Save me from my unkind reflections - News - Evening Standard
       

Save me from my unkind reflections

Saturday was spent at the hairdresser trying not to look at my reflection. My stylist — Hari of Brompton Road — is one of the kindest men in London.

But after three hours of tinting and primping, you look like roadkill. "Why are salon mirrors so brutal?" I wailed. Hari shrugged. "Sorry but you need full natural light to cut hair properly — no shadows."

It's pathetic at 40, but my life is now spent hunting down the kindest mirrors in London. From department stores and train stations to restrooms, I could go on Mastermind.

I know, for example, that the curve of the windows on Central line Tubes makes them ideal for adjusting your lipstick (unlike the Northern line, which cuts you off at the neck). I'll travel halfway across London to visit the subterranean Ladies at King's Cross. Charing Cross loos may look like a Swedish open prison but the mirrors are surprisingly restorative, while the ones at Euston are wrist-slitting.

You may sneer, but the right reflective surface can transform your day. As can the wrong one: Jigsaw changing rooms are a particular nightmare because the mirrors are outside the cubicle. You try standing in an ill-fitting size 14 frock in front of a row of lithe 23-year-olds and see how your self-esteem fares.

The optimum mirror is in an all-white room with no natural daylight. No harsh strip lighting to highlight next week's spots. No unkind glare that makes you look like a greased tangerine. If you must have curtains try pink or orange — they give you a sun-kissed glow.

When I'm running around town I carry with me the "semiotic list" of great mirrors. If one is not to hand I sometimes find myself casually holding the back of a dessert spoon to check my teeth.

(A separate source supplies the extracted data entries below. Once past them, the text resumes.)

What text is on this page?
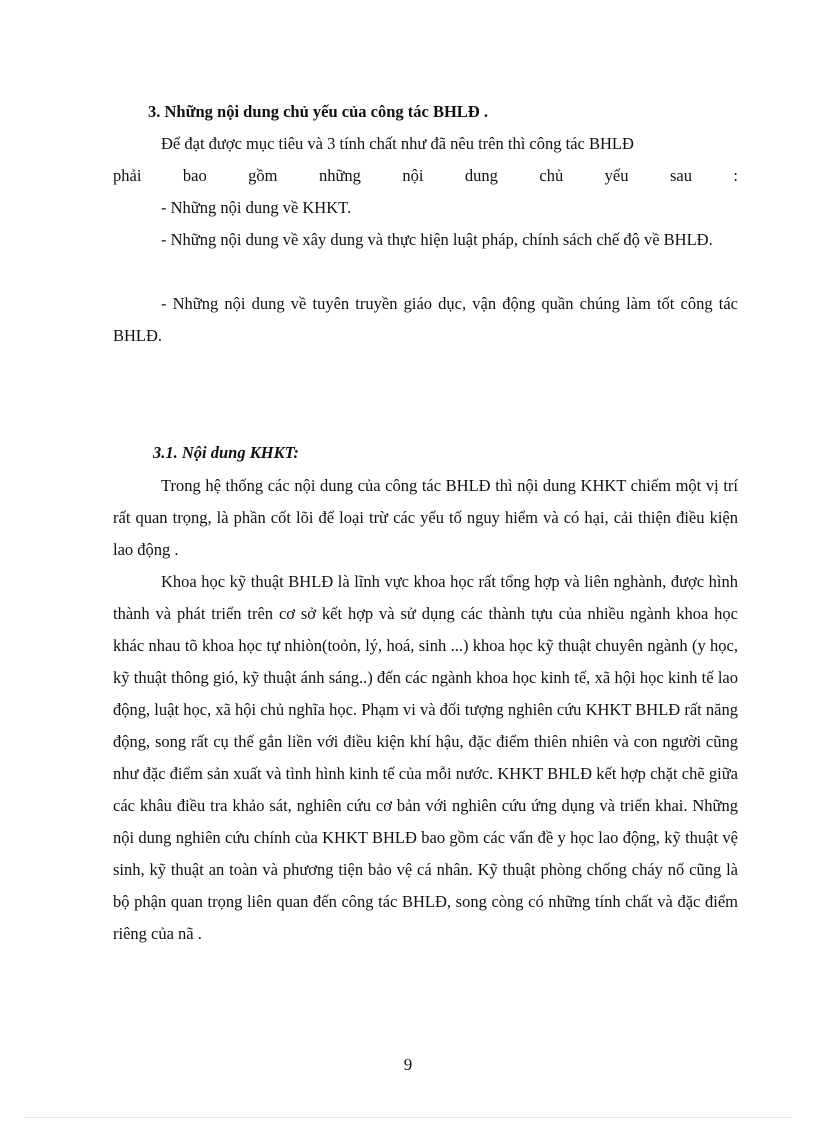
3. Những nội dung chủ yếu của công tác BHLĐ .
Để đạt được mục tiêu và 3 tính chất như đã nêu trên thì công tác BHLĐ
phải bao gồm những nội dung chủ yếu sau :
- Những nội dung về KHKT.
- Những nội dung về xây dung và thực hiện luật pháp, chính sách chế độ về BHLĐ.
- Những nội dung về tuyên truyền giáo dục, vận động quần chúng làm tốt công tác BHLĐ.
3.1. Nội dung KHKT:
Trong hệ thống các nội dung của công tác BHLĐ thì nội dung KHKT chiếm một vị trí rất quan trọng, là phần cốt lõi để loại trừ các yếu tố nguy hiểm và có hại, cải thiện điều kiện lao động .
Khoa học kỹ thuật BHLĐ là lĩnh vực khoa học rất tổng hợp và liên nghành, được hình thành và phát triển trên cơ sở kết hợp và sử dụng các thành tựu của nhiều ngành khoa học khác nhau tõ khoa học tự nhiòn(toỏn, lý, hoá, sinh ...) khoa học kỹ thuật chuyên ngành (y học, kỹ thuật thông gió, kỹ thuật ánh sáng..) đến các ngành khoa học kinh tế, xã hội học kinh tế lao động, luật học, xã hội chủ nghĩa học. Phạm vi và đối tượng nghiên cứu KHKT BHLĐ rất năng động, song rất cụ thể gắn liền với điều kiện khí hậu, đặc điểm thiên nhiên và con người cũng như đặc điểm sản xuất và tình hình kinh tế của mỗi nước. KHKT BHLĐ kết hợp chặt chẽ giữa các khâu điều tra khảo sát, nghiên cứu cơ bản với nghiên cứu ứng dụng và triển khai. Những nội dung nghiên cứu chính của KHKT BHLĐ bao gồm các vấn đề y học lao động, kỹ thuật vệ sinh, kỹ thuật an toàn và phương tiện bảo vệ cá nhân. Kỹ thuật phòng chống cháy nổ cũng là bộ phận quan trọng liên quan đến công tác BHLĐ, song còng có những tính chất và đặc điểm riêng của nã .
9
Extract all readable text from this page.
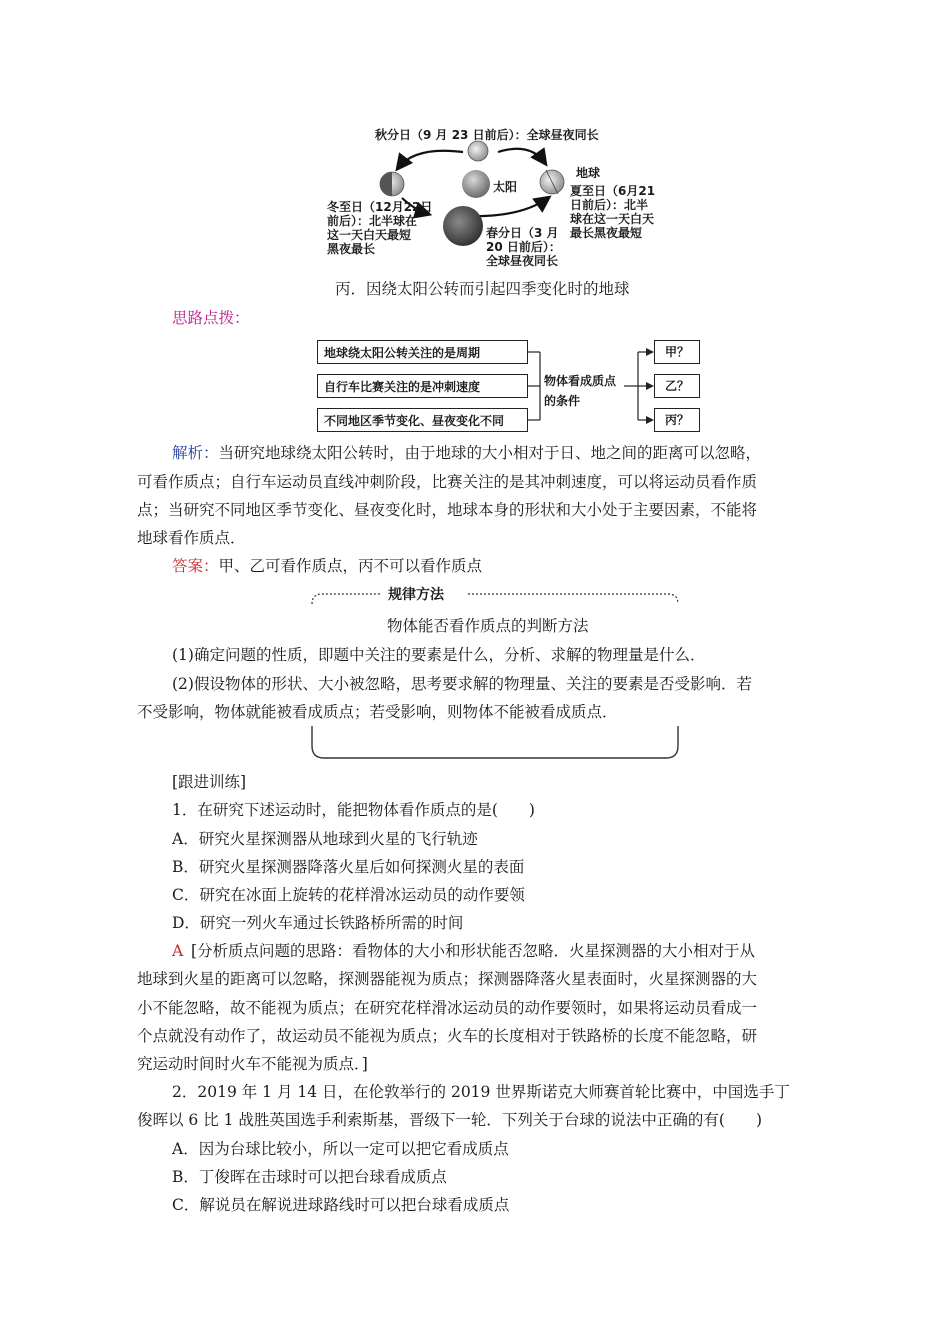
秋分日（9 月 23 日前后）：全球昼夜同长
太阳
地球
夏至日（6月21
日前后）：北半
球在这一天白天
最长黑夜最短
冬至日（12月22日
前后）：北半球在
这一天白天最短
黑夜最长
春分日（3 月
20 日前后）：
全球昼夜同长
丙．因绕太阳公转而引起四季变化时的地球
思路点拨：
地球绕太阳公转关注的是周期
自行车比赛关注的是冲刺速度
不同地区季节变化、昼夜变化不同
物体看成质点
的条件
甲？
乙？
丙？
解析：当研究地球绕太阳公转时，由于地球的大小相对于日、地之间的距离可以忽略，
可看作质点；自行车运动员直线冲刺阶段，比赛关注的是其冲刺速度，可以将运动员看作质
点；当研究不同地区季节变化、昼夜变化时，地球本身的形状和大小处于主要因素，不能将
地球看作质点．
答案：甲、乙可看作质点，丙不可以看作质点
规律方法
物体能否看作质点的判断方法
(1)确定问题的性质，即题中关注的要素是什么，分析、求解的物理量是什么．
(2)假设物体的形状、大小被忽略，思考要求解的物理量、关注的要素是否受影响．若
不受影响，物体就能被看成质点；若受影响，则物体不能被看成质点．
[跟进训练]
1．在研究下述运动时，能把物体看作质点的是(　　)
A．研究火星探测器从地球到火星的飞行轨迹
B．研究火星探测器降落火星后如何探测火星的表面
C．研究在冰面上旋转的花样滑冰运动员的动作要领
D．研究一列火车通过长铁路桥所需的时间
A  [分析质点问题的思路：看物体的大小和形状能否忽略．火星探测器的大小相对于从
地球到火星的距离可以忽略，探测器能视为质点；探测器降落火星表面时，火星探测器的大
小不能忽略，故不能视为质点；在研究花样滑冰运动员的动作要领时，如果将运动员看成一
个点就没有动作了，故运动员不能视为质点；火车的长度相对于铁路桥的长度不能忽略，研
究运动时间时火车不能视为质点．]
2．2019 年 1 月 14 日，在伦敦举行的 2019 世界斯诺克大师赛首轮比赛中，中国选手丁
俊晖以 6 比 1 战胜英国选手利索斯基，晋级下一轮．下列关于台球的说法中正确的有(　　)
A．因为台球比较小，所以一定可以把它看成质点
B．丁俊晖在击球时可以把台球看成质点
C．解说员在解说进球路线时可以把台球看成质点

Mirrored walls in shops and restaurants, though, are a fairground nightmare. Sometimes I spot a middle-aged woman looming with a shopper. And realise it's me.

But the true enemy is the nightclub. Who in their right mind needs to see themselves looking three times larger in neon strip? And as for that modish black glass you get in sushi bars, applying lipstick is like pinning the donkey on the tail.

My life in the mirror is the triumph of hope over experience. On those rare occasions when I think: "That's it, I'll never look better," I always know it won't last: the next shiny surface will bring me crashing back down to earth. Hence my reflection obsession: you're only as good as your last mirror.